Glucose control might impact MASLD by favouring the accumulation of triglycerides within the hepatocytes through the activation and upregulation by hyperglycaemia of key transcriptional factors involved in de novo lipogenesis, such as carbohydrate responsive element binding protein and sterol regulatory element binding protein-1c [11, 12]; furthermore, in animal models, hyperglycaemic conditions over-express glucose transporter 2 that may contribute to liver fat accumulation by an overflow of glucose in the hepatocyte [26].

Beyond the independent role of blood glucose control, in our study we confirmed the association between MASLD and different features of metabolic syndrome [4]. This relationship, likely driven by insulin resistance [8], is clinically relevant considering that in the last decade the prevalence of features of metabolic syndrome has also increased in T1D [27]. In line with this, in our population, patients with MASLD showed a higher prevalence of dyslipidemia or use of lipid lowering drugs [18, 19, 28], and also confirmed the association of MASLD with age, duration of diabetes, and microvascular complications [18, 19, 28].

While the prevalence of MASLD in T2D is well estimated, ranging from 55 to 70% [7], in T1D it widely ranges from 5 to 55% according to different diagnostic tools and population characteristics [29]. A comprehensive meta-analysis found a prevalence of 22% in adults with T1D [30]. In our cohort, MASLD prevalence was different according to using HSI or FLI. When detected by HSI, it was 51%, which is in line with epidemiological data coming from Italian cohorts of patients with T1D and MASLD detected by ultrasonography [28, 31]; it was, instead, 10%, when detected by FLI. This difference could reflect the presence of diabetes status as a component of the HSI algorithm, possibly overestimating the contribution of insulin resistance to MASLD. On the other hand, it should be considered that FLI may identify more severe degrees of fatty liver [32], and its lower sensitivity [21] might have led to an underestimation of the MASLD prevalence.

Our study had some limitations. First, the relationship between blood glucose control and MASLD in normal-weight patients, as well as the association with all the other factors, cannot be considered causal because of the cross-sectional study design. Therefore, the possible bidirectional relationship where hyperglycemia promotes liver fat accumulation and, conversely, MASLD contributes to worsening glycemic control should be considered [33]. Second, potential confounding factors, such as dietary habits and physical activity level, were not examined. Furthermore, although being a large sample size cohort, the study population was from a tertiary care center, which makes it difficult to rule out selection bias. Finally, MASLD was detected by indirect indices. In this regard, although liver biopsy represents the gold standard for the diagnosis of MASLD, it is not feasible in epidemiological studies. Among several indices, based on non-invasive measures and easily performed in clinical practice, proposed for the diagnosis of MASLD [34, 35], HSI and FLI were used in several epidemiological studies investigating the presence of MASLD in patients with T1D [32, 36,37,38,39]. With this regard, these indices were also validated against Magnetic Resonance Imaging in patients with T1D, showing a good sensitivity [31]. Of note, HSI has been used in a very recent study performed in a large Italian population of adult patients with T1D showing similar features to our population [39].
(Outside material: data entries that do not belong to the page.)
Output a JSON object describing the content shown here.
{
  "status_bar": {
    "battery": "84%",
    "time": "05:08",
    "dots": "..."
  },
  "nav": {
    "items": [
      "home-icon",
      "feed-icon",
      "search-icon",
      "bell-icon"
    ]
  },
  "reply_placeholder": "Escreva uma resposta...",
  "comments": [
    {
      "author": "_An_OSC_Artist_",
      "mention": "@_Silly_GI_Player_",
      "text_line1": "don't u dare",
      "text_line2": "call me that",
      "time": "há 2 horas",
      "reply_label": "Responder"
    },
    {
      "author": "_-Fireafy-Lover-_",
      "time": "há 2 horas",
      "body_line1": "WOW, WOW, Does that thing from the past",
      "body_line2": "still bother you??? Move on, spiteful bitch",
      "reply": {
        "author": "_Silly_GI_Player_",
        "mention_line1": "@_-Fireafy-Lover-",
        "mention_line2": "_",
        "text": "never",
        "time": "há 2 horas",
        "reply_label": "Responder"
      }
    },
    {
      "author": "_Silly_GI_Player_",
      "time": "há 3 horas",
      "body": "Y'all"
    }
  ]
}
These limitations are compensated by several strengths: a large sample size, a well-defined population of patients with T1D routinely observed in clinical practice, the collection of clinical data according to standard methods, and the biochemical measurements performed in a centralized laboratory.

Conclusions

In our study, we show that blood glucose control is a main factor associated with MASLD in adults with T1D, also independently of overweight and obesity. This finding strongly indicates that appropriate therapeutic strategies focused on tight blood glucose control are needed in T1D even for the prevention and treatment of the early stages of MASLD.